Wer eine Waffe besitzt, will sie auch anwenden. Das geschieht auf ziemlich brutale Weise, die man als LeserIn dem Mann nicht verzeihen will.
Dachte man noch vordem, gut, was kann schlecht daran sein, sich ein paar Vorräte anzuschaffen, in einer Zeit, wo in vielen Unternehmen und Institutionen Personal und Material fehlt und schon bei kleineren Katastrophen Überforderung des Staates begreiflich wird, was kann schlecht daran sein, den Sinn seines Lebens in der Sicherung seiner Zukunft zu sehen, existieren doch genug religiöse wie ideologische Strömungen, die ebenso die Kraft des Weiterlebens daraus ziehen. Stellt man sich die Sache anschaulicher vor, wird das Ausmaß dieser Denkweise klarer.

Was ist, wenn die letzte Raviolidose geleert ist und der Mensch nebenan noch eine volle besitzt? Erinnere man sich an Vater und Sohn in Cormac McCarthyS Dystopie Roman „Die Straße“. Während der Vater versucht, Menschen zu meiden, weil sie ihr Überleben gefährden könnten, sieht der Sohn in der Hinwendung zu ihnen eine Chance, weiterzuleben.

In „Berlin Prepper“ ist das Scheitern der Hauptfigur angelegt. Waren am Anfang noch so etwas wie freundschaftliche Beziehungen zu erkennen, kämpft er gegen Ende allein, misstrauisch, kompromisslos, abwehrend.

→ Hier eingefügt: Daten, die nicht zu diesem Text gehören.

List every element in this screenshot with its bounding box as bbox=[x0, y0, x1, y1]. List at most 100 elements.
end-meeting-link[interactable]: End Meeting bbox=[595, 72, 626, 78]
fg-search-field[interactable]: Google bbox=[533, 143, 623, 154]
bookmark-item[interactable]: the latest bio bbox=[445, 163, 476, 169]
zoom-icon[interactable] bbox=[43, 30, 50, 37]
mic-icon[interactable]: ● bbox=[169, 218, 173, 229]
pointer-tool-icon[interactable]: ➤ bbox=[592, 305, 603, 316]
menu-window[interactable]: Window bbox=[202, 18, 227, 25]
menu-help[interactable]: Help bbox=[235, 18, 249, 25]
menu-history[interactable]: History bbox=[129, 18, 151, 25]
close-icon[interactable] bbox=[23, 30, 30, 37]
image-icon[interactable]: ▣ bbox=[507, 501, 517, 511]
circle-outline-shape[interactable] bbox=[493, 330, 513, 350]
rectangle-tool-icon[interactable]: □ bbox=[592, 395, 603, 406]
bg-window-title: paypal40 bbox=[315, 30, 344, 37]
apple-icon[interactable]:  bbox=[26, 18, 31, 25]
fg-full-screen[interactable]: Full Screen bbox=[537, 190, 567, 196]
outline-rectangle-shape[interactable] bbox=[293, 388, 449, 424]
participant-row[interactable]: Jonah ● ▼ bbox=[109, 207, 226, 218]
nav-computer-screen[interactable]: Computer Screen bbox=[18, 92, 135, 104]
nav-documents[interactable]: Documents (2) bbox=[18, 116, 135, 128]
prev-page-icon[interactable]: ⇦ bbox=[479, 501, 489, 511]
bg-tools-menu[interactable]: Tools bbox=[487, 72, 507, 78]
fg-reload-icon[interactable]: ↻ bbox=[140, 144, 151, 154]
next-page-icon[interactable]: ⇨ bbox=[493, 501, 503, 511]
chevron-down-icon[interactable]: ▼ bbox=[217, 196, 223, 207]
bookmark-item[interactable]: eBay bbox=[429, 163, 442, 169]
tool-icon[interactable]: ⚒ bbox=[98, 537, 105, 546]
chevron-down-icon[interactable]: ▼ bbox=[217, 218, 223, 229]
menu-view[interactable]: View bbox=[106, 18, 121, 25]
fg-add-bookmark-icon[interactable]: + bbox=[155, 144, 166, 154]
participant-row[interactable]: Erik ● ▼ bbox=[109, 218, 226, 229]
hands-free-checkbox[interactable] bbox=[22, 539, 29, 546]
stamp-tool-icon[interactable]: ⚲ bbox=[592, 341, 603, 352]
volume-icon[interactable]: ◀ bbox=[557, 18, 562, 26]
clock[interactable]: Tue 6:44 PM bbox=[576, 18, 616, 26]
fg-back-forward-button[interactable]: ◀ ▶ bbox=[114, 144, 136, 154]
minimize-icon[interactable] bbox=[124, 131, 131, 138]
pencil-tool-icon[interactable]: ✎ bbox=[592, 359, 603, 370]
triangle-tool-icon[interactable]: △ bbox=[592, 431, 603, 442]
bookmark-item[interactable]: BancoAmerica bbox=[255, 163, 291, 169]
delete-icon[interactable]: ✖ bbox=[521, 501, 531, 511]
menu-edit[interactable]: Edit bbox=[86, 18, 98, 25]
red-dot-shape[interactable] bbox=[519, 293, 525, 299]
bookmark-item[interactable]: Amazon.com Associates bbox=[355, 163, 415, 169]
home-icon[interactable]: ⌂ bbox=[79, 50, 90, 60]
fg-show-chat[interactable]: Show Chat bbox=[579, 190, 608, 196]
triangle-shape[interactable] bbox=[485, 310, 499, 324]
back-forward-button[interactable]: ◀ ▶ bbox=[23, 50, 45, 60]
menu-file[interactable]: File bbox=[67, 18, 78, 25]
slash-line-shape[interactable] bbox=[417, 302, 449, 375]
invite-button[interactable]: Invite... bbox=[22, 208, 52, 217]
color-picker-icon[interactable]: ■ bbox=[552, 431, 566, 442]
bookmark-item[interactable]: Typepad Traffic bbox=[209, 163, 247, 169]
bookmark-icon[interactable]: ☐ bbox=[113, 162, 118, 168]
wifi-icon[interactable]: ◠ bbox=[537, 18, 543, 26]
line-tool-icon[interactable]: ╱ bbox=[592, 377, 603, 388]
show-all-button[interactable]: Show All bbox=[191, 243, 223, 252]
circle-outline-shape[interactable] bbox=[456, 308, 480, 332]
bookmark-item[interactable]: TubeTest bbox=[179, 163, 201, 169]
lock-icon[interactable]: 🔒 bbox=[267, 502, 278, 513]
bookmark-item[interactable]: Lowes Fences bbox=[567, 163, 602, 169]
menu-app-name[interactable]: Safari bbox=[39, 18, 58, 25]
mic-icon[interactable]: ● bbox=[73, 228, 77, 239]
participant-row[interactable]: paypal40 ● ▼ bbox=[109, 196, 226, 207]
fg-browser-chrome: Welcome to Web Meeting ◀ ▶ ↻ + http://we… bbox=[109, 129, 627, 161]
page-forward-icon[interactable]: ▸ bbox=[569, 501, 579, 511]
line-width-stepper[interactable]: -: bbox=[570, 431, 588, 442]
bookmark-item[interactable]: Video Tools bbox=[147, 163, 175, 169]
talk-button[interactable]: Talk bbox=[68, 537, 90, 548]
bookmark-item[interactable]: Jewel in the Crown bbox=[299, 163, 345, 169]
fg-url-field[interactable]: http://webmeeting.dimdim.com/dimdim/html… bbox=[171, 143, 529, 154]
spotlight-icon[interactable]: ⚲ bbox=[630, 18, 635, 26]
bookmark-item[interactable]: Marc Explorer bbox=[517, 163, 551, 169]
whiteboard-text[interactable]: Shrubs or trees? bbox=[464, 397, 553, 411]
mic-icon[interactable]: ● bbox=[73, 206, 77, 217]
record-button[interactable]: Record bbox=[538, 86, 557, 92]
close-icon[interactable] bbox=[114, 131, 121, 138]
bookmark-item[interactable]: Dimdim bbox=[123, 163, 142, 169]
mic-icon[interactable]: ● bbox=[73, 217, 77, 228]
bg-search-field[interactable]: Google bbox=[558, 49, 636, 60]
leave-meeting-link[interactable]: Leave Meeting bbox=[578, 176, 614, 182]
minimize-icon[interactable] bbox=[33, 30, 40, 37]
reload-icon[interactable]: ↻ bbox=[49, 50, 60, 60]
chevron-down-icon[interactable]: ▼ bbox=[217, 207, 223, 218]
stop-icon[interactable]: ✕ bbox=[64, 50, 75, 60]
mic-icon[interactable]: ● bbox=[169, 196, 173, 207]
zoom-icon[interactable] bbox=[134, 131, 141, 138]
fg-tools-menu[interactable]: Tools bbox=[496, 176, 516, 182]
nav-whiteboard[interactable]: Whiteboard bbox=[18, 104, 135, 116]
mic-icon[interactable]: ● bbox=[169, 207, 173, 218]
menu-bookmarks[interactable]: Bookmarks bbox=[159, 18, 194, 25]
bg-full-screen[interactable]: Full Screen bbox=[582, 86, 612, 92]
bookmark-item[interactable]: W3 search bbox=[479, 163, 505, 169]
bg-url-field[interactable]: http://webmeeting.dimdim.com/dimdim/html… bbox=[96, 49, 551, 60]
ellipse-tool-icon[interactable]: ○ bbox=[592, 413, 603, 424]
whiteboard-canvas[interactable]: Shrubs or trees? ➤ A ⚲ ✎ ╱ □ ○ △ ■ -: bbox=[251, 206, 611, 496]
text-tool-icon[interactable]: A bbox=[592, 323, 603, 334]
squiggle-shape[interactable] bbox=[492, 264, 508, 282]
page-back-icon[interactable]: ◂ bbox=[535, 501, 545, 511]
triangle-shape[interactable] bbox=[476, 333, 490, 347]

„Sag Du mir nicht, was ich zu tun habe“, sagte ich.

Johannes Groschupf hat einen wunderbar minimalistischen Roman geschrieben, der dem Leser Raum gibt, über Dinge nachzudenken, die er sonst abwehrt. Die sich einstellenden Gefühle münden in die Bereitschaft, anzunehmen und enden in einer harten Klarheit.
Ein Buch, verstörend wie der Zustand dieses Landes und ehrlich bis unter die Haut.